Der weiter wachsende Straßenverkehr stellt für Verkehrsplaner eine große Herausforderung dar. Denn Staus sind nicht nur lästig und nervenaufreibend, sie kosten vor allem auch Zeit und Geld. Laut Prognosen ist in den kommenden Jahren sogar eine massive Zunahme der Problematik zu erwarten. Demnach sollen im Jahre 2030 Staus auf den Straßen die deutsche Wirtschaft rund 33 Milliarden Euro kosten.

Eine wichtige Voraussetzung, um Verkehrsströme kurz-, mittel- und langfristig zu analysieren, Staus im Vorfeld zu begegnen und den Verkehr gegebenenfalls lenken zu können, ist eine nahtlose Überwachung aller wichtigen Straßen.
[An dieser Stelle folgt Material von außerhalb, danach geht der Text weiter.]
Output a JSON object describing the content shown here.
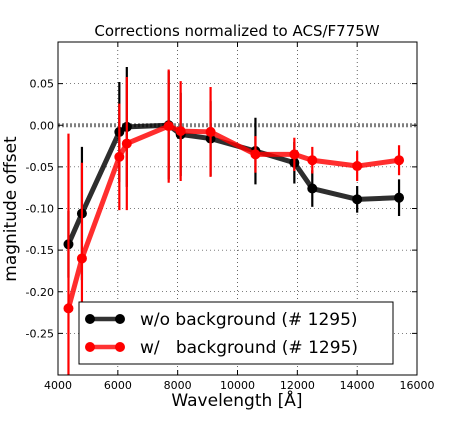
{
  "chart_data": {
    "type": "line",
    "title": "Corrections normalized to ACS/F775W",
    "xlabel": "Wavelength [Å]",
    "ylabel": "magnitude offset",
    "xlim": [
      4000,
      16000
    ],
    "ylim": [
      -0.3,
      0.1
    ],
    "x_ticks": [
      {
        "value": 4000,
        "label": "4000"
      },
      {
        "value": 6000,
        "label": "6000"
      },
      {
        "value": 8000,
        "label": "8000"
      },
      {
        "value": 10000,
        "label": "10000"
      },
      {
        "value": 12000,
        "label": "12000"
      },
      {
        "value": 14000,
        "label": "14000"
      },
      {
        "value": 16000,
        "label": "16000"
      }
    ],
    "y_ticks": [
      {
        "value": 0.05,
        "label": "0.05"
      },
      {
        "value": 0.0,
        "label": "0.00"
      },
      {
        "value": -0.05,
        "label": "-0.05"
      },
      {
        "value": -0.1,
        "label": "-0.10"
      },
      {
        "value": -0.15,
        "label": "-0.15"
      },
      {
        "value": -0.2,
        "label": "-0.20"
      },
      {
        "value": -0.25,
        "label": "-0.25"
      }
    ],
    "grid": true,
    "reference_line": {
      "y": 0.0,
      "style": "dotted",
      "color": "#808080"
    },
    "legend_placement": "bottom-center",
    "series": [
      {
        "name": "w/o background (# 1295)",
        "color": "#000000",
        "points": [
          {
            "x": 4350,
            "y": -0.143,
            "err": 0.04
          },
          {
            "x": 4800,
            "y": -0.106,
            "err": 0.08
          },
          {
            "x": 6050,
            "y": -0.008,
            "err": 0.06
          },
          {
            "x": 6300,
            "y": -0.002,
            "err": 0.072
          },
          {
            "x": 7700,
            "y": 0.0,
            "err": 0.065
          },
          {
            "x": 8100,
            "y": -0.011,
            "err": 0.05
          },
          {
            "x": 9100,
            "y": -0.016,
            "err": 0.045
          },
          {
            "x": 10600,
            "y": -0.031,
            "err": 0.04
          },
          {
            "x": 11900,
            "y": -0.045,
            "err": 0.025
          },
          {
            "x": 12500,
            "y": -0.076,
            "err": 0.022
          },
          {
            "x": 14000,
            "y": -0.089,
            "err": 0.016
          },
          {
            "x": 15400,
            "y": -0.087,
            "err": 0.022
          }
        ]
      },
      {
        "name": "w/   background (# 1295)",
        "color": "#ff0000",
        "points": [
          {
            "x": 4350,
            "y": -0.22,
            "err": 0.21
          },
          {
            "x": 4800,
            "y": -0.16,
            "err": 0.115
          },
          {
            "x": 6050,
            "y": -0.038,
            "err": 0.064
          },
          {
            "x": 6300,
            "y": -0.022,
            "err": 0.08
          },
          {
            "x": 7700,
            "y": -0.001,
            "err": 0.068
          },
          {
            "x": 8100,
            "y": -0.007,
            "err": 0.06
          },
          {
            "x": 9100,
            "y": -0.008,
            "err": 0.054
          },
          {
            "x": 10600,
            "y": -0.035,
            "err": 0.022
          },
          {
            "x": 11900,
            "y": -0.035,
            "err": 0.02
          },
          {
            "x": 12500,
            "y": -0.042,
            "err": 0.016
          },
          {
            "x": 14000,
            "y": -0.049,
            "err": 0.018
          },
          {
            "x": 15400,
            "y": -0.042,
            "err": 0.018
          }
        ]
      }
    ]
  }
}
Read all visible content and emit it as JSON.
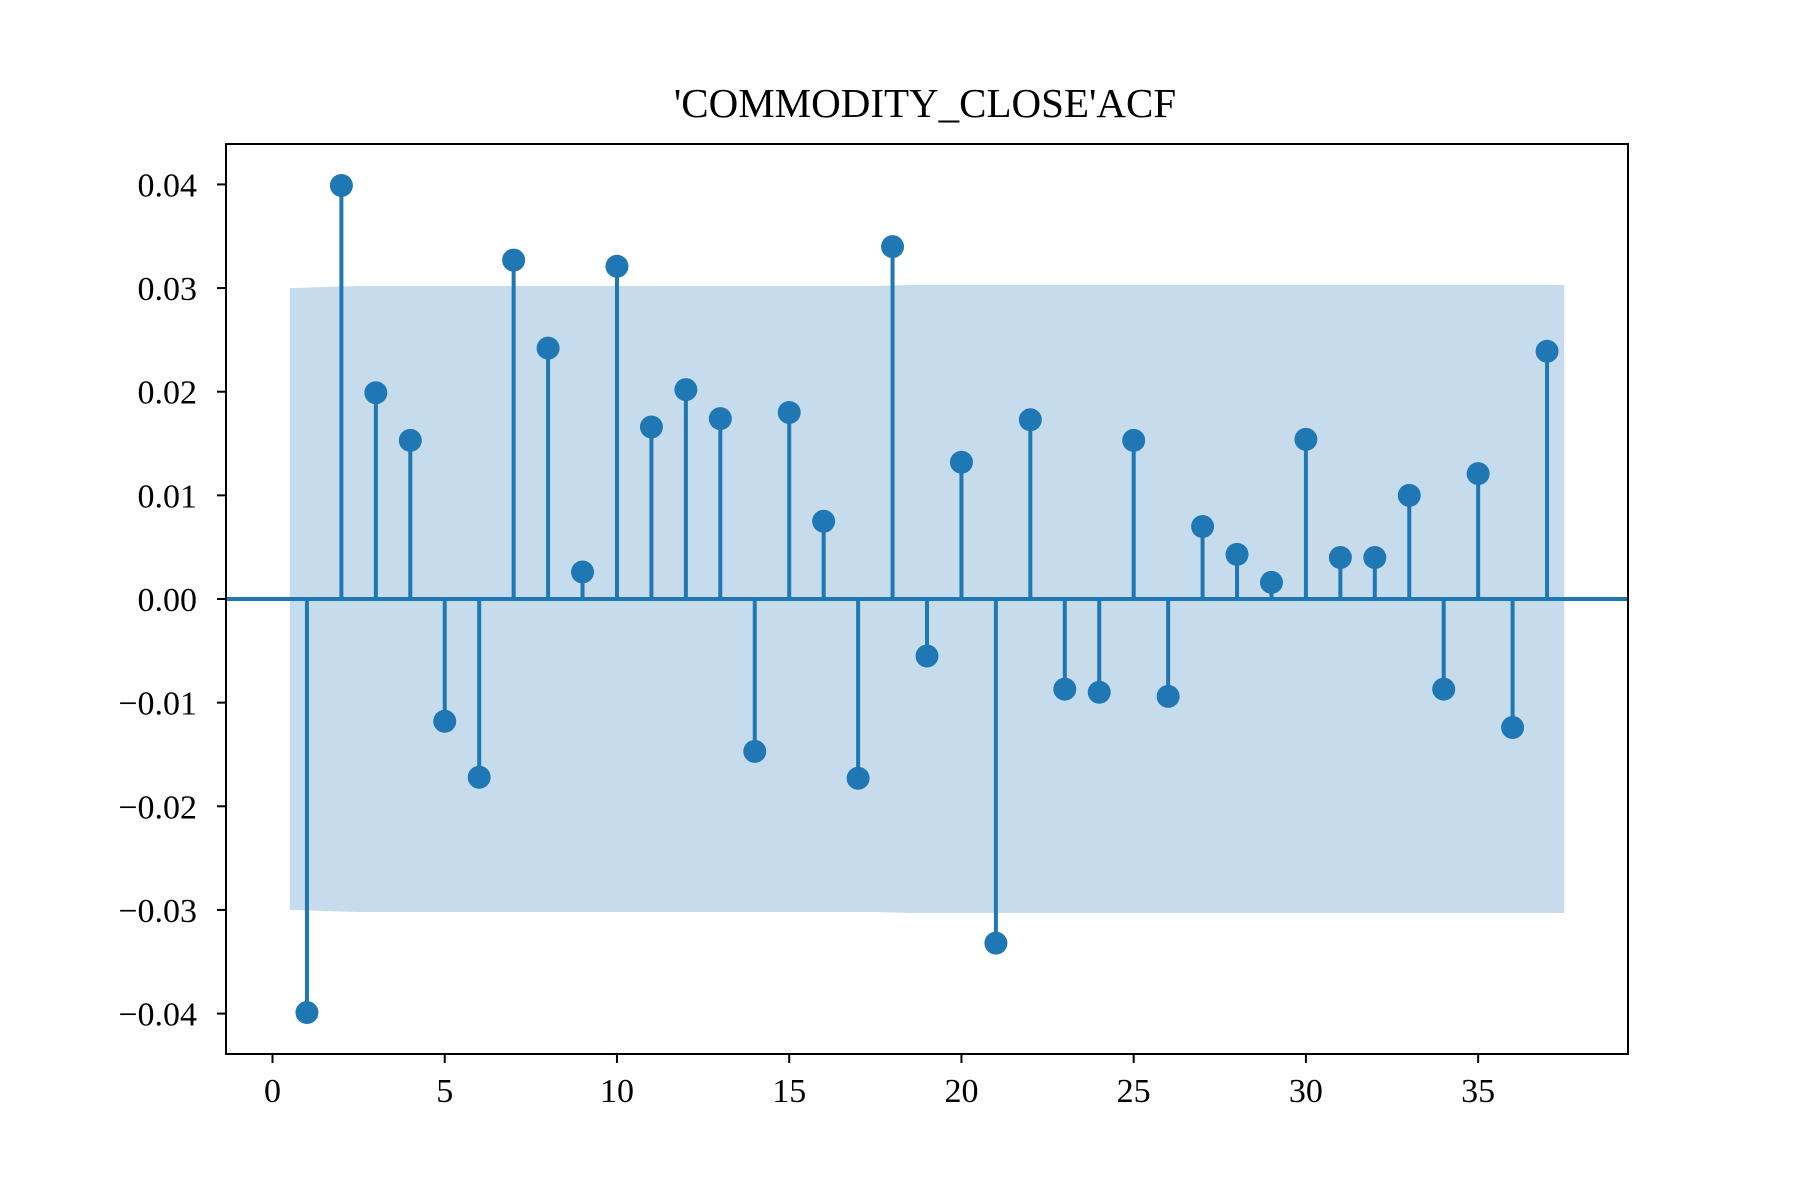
{
  "chart_data": {
    "type": "stem",
    "title": "'COMMODITY_CLOSE'ACF",
    "xlabel": "",
    "ylabel": "",
    "xlim": [
      -1.35,
      39.35
    ],
    "ylim": [
      -0.0439,
      0.0439
    ],
    "x_ticks": [
      0,
      5,
      10,
      15,
      20,
      25,
      30,
      35
    ],
    "x_tick_labels": [
      "0",
      "5",
      "10",
      "15",
      "20",
      "25",
      "30",
      "35"
    ],
    "y_ticks": [
      0.04,
      0.03,
      0.02,
      0.01,
      0.0,
      -0.01,
      -0.02,
      -0.03,
      -0.04
    ],
    "y_tick_labels": [
      "0.04",
      "0.03",
      "0.02",
      "0.01",
      "0.00",
      "−0.01",
      "−0.02",
      "−0.03",
      "−0.04"
    ],
    "grid": false,
    "legend": "none",
    "colors": {
      "stem": "#1f77b4",
      "confidence_band": "#c6dcec",
      "frame": "#000000"
    },
    "confidence_band": {
      "x": [
        0.5,
        1.5,
        2.5,
        3.5,
        4.5,
        5.5,
        6.5,
        7.5,
        8.5,
        9.5,
        10.5,
        11.5,
        12.5,
        13.5,
        14.5,
        15.5,
        16.5,
        17.5,
        18.5,
        19.5,
        20.5,
        21.5,
        22.5,
        23.5,
        24.5,
        25.5,
        26.5,
        27.5,
        28.5,
        29.5,
        30.5,
        31.5,
        32.5,
        33.5,
        34.5,
        35.5,
        36.5,
        37.5
      ],
      "upper": [
        0.03,
        0.0301,
        0.0302,
        0.0302,
        0.0302,
        0.0302,
        0.0302,
        0.0302,
        0.0302,
        0.0302,
        0.0302,
        0.0302,
        0.0302,
        0.0302,
        0.0302,
        0.0302,
        0.0302,
        0.0302,
        0.0303,
        0.0303,
        0.0303,
        0.0303,
        0.0303,
        0.0303,
        0.0303,
        0.0303,
        0.0303,
        0.0303,
        0.0303,
        0.0303,
        0.0303,
        0.0303,
        0.0303,
        0.0303,
        0.0303,
        0.0303,
        0.0303,
        0.0303
      ],
      "lower": [
        -0.03,
        -0.0301,
        -0.0302,
        -0.0302,
        -0.0302,
        -0.0302,
        -0.0302,
        -0.0302,
        -0.0302,
        -0.0302,
        -0.0302,
        -0.0302,
        -0.0302,
        -0.0302,
        -0.0302,
        -0.0302,
        -0.0302,
        -0.0302,
        -0.0303,
        -0.0303,
        -0.0303,
        -0.0303,
        -0.0303,
        -0.0303,
        -0.0303,
        -0.0303,
        -0.0303,
        -0.0303,
        -0.0303,
        -0.0303,
        -0.0303,
        -0.0303,
        -0.0303,
        -0.0303,
        -0.0303,
        -0.0303,
        -0.0303,
        -0.0303
      ]
    },
    "lags": [
      1,
      2,
      3,
      4,
      5,
      6,
      7,
      8,
      9,
      10,
      11,
      12,
      13,
      14,
      15,
      16,
      17,
      18,
      19,
      20,
      21,
      22,
      23,
      24,
      25,
      26,
      27,
      28,
      29,
      30,
      31,
      32,
      33,
      34,
      35,
      36,
      37
    ],
    "values": [
      -0.0399,
      0.0399,
      0.0199,
      0.0153,
      -0.0118,
      -0.0172,
      0.0327,
      0.0242,
      0.0026,
      0.0321,
      0.0166,
      0.0202,
      0.0174,
      -0.0147,
      0.018,
      0.0075,
      -0.0173,
      0.034,
      -0.0055,
      0.0132,
      -0.0332,
      0.0173,
      -0.0087,
      -0.009,
      0.0153,
      -0.0094,
      0.007,
      0.0043,
      0.0016,
      0.0154,
      0.004,
      0.004,
      0.01,
      -0.0087,
      0.0121,
      -0.0124,
      0.0239
    ]
  }
}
Als erstes Land der Welt setzt Dänemark hierzu nun auf GPS-Technologie. Das Straßenverkehrsamt Vejdirektoratet kooperiert mit dem Unternehmen INRIX, einem Spezialisten für Verkehrsdaten- und Connected Car-Dienste, um rund 4.000 Kilometer des staatlichen Straßennetzes effizient zu verwalten. Hierzu liefert die INRIX-Technik in Echtzeit umfassende, mittels GPS ermittelte Daten zur aktuellen Verkehrssituation aus dem gesamten Straßennetzwerk. Staus und stockende Verkehre lassen sich damit schneller erkennen, so dass die Behörden etwaige Vorfälle besser managen und insgesamt für einen ruhigeren Verkehrsfluss sorgen können. So sind sie beispielsweise in Zukunft in der Lage, etwaige Verkehrswarnungen früher auszusprechen oder zeitnah die Autofahrer darüber zu informieren, wenn sich ein Stau oder eine andere Verkehrsbehinderung aufgelöst haben.